La vie de Frédérick Rolette n’a pas été exempte de sacrifices. Il est décédé le 17 mars 1831 des suites de ses blessures de guerre dont il ne s’est jamais complètement remis. Pourtant, il reste dans les mémoires, immortalisé par le nom du navire canadien de Sa Majesté Frédérick Rolette, un hommage de la Marine royale du Canada.
Frédérick Rolette n’était pas seulement un héros de guerre, mais un homme d’une intégrité et d’une force d’âme inébranlable.

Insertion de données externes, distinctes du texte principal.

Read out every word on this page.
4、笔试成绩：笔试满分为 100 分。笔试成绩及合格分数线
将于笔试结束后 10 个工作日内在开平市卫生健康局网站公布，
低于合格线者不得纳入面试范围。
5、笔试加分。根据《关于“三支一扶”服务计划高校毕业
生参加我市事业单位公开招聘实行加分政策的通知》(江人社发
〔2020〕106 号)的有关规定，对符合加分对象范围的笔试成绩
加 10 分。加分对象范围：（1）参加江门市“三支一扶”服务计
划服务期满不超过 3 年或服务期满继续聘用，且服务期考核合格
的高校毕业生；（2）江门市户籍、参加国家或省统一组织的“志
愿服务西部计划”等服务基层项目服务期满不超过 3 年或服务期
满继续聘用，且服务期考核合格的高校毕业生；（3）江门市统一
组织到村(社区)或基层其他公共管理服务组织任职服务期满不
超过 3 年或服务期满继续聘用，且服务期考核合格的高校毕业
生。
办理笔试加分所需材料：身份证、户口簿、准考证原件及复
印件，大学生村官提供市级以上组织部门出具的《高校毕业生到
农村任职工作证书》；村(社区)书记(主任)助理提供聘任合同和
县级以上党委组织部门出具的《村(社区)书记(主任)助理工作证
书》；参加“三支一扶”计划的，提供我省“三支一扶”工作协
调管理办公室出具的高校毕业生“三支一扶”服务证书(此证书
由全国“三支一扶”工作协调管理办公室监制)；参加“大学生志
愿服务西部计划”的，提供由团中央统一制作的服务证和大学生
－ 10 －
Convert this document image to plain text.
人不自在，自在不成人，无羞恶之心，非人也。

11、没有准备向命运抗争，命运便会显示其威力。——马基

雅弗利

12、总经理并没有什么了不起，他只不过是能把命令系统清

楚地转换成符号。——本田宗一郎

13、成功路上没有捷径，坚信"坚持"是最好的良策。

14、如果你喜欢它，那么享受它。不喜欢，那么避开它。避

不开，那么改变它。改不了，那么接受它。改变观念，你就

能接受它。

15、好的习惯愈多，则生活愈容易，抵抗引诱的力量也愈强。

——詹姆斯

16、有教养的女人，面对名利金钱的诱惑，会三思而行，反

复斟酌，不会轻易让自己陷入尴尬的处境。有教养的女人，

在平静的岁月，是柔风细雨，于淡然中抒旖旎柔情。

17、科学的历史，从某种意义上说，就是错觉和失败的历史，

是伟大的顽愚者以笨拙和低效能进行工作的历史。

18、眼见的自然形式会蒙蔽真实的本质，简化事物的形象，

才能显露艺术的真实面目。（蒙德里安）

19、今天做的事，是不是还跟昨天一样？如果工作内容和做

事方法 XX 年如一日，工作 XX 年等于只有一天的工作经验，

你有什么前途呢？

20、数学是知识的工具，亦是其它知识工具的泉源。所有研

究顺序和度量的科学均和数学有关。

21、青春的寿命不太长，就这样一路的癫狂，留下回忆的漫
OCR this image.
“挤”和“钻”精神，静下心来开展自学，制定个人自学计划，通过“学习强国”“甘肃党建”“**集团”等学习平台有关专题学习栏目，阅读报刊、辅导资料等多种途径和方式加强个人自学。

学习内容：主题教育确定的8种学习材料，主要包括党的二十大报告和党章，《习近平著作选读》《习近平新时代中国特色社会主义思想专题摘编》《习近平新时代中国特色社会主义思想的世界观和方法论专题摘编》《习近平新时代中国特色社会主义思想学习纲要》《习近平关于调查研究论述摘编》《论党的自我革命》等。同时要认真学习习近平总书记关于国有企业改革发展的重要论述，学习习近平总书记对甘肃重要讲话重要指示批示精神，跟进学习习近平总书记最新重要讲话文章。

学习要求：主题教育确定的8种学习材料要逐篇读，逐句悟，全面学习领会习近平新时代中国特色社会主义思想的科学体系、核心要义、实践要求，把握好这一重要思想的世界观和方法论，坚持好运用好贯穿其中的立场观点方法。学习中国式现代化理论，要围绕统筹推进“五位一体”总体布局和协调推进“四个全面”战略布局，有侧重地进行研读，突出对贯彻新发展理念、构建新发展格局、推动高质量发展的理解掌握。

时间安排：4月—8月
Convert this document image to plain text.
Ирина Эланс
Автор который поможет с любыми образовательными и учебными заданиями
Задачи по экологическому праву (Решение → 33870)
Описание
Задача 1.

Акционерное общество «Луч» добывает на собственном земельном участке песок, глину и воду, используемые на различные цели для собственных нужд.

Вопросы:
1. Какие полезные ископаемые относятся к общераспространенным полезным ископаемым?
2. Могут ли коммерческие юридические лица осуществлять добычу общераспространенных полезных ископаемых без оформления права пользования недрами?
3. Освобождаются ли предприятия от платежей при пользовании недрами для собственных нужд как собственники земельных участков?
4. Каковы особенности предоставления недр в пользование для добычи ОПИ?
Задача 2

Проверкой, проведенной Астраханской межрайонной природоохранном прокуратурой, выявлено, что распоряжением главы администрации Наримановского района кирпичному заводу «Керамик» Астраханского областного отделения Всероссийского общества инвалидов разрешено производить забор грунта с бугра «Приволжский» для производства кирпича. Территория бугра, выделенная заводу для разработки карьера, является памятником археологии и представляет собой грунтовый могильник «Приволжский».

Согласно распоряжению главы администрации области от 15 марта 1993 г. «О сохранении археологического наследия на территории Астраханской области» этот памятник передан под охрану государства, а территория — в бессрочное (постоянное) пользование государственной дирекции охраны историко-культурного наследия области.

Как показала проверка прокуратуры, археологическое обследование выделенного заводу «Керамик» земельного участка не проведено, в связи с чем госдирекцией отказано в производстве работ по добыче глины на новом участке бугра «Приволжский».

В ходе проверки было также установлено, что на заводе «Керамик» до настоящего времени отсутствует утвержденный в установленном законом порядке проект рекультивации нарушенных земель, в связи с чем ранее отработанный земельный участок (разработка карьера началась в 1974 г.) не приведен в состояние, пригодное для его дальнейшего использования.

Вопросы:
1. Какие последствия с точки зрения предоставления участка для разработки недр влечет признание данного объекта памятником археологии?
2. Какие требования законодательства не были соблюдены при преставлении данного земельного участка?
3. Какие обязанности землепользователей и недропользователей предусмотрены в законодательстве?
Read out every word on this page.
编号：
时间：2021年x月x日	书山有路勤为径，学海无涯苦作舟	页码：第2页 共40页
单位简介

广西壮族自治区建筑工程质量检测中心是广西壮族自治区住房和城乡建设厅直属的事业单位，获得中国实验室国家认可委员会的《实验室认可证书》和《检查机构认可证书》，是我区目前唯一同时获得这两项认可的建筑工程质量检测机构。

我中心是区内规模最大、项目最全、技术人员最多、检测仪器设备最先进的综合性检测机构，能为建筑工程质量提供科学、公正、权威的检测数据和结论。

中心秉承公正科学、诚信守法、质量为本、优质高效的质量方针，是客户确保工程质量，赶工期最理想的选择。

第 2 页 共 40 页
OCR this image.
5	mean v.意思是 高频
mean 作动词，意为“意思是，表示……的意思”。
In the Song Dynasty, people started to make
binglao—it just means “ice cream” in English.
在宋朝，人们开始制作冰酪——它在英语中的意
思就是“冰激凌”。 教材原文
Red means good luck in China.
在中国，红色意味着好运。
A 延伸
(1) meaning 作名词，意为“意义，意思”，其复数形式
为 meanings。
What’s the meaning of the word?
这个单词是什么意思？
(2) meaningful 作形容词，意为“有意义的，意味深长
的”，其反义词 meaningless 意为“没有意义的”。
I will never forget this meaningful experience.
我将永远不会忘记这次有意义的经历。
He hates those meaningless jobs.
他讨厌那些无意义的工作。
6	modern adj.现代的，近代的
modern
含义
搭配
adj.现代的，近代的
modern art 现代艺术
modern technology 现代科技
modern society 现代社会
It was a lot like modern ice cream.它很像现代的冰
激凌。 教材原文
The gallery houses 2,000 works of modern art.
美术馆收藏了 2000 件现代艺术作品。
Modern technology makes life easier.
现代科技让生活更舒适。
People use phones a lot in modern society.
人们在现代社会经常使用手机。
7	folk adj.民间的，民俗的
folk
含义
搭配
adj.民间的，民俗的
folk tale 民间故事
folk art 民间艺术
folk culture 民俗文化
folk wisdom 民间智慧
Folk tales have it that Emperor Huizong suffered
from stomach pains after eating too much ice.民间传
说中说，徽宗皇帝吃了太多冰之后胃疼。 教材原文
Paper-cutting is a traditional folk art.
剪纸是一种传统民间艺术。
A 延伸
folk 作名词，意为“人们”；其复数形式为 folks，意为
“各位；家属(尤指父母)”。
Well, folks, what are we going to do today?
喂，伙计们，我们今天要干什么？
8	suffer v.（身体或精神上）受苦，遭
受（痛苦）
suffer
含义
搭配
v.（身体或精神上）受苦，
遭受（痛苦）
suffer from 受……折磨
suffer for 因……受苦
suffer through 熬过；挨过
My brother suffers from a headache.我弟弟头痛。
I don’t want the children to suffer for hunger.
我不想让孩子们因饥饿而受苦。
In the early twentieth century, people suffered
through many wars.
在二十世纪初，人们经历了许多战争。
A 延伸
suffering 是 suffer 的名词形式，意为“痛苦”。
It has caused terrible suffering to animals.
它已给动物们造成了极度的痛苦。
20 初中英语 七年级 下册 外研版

Son cheminement, des quais animés de Québec aux champs de bataille tumultueux de la guerre de 1812, témoigne de l’esprit de ceux qui ont façonné le riche patrimoine maritime du Canada.
Transcription du lettre de George B. Hall
Navire de Sa Majesté (NSM) Queen Charlotte
Amherstburg, 24 décembre 1812
Je certifie par la présente que le lieutenant Rolette de la Marine provinciale de Sa Majesté, sur les lacs et aux frontières du Canada, était commandant du NSM General Hunter par désignation de Son Excellence Sir George Prevost et qu’il commandait les forces de Sa Majesté en Amérique du Nord, le matin du 3 juillet 1812 lorsqu’une partie de son équipage [a quitté le quai et] a capturé le Cuyahoga Packet une [goélette] américaine avec une partie des bagages de l’armée du général Hull à son bord, et que c’est son zèle pour le service qui l’a incité à [quitter] le NSM General Hunter pour effectuer le service susmentionné avant de recevoir une quelconque [désignation] d’une autre force navale dans ce port – et c’est décidément mon opinion qu’il a droit à tous les émoluments qui peuvent découler de ladite capture, en tant que commandant dudit brick Hunter. […]
George B. Hall, maître et commandant.
Lieutenant de la Marine provinciale aux lacs Érié et Huron
Transcription du lettre de Felix Throughton
Sandwich, 28 janvier 1813
Monsieur,
Le général Procter a remarqué votre excellente conduite lors de la bataille de Frenchtown le 22 [janvier dernier] et il m’a demandé de vous adresser ses plus sincères remerciements et de vous assurer qu’il ne manquera pas de vous récompenser, dans la mesure de ses moyens, pour vos mérites.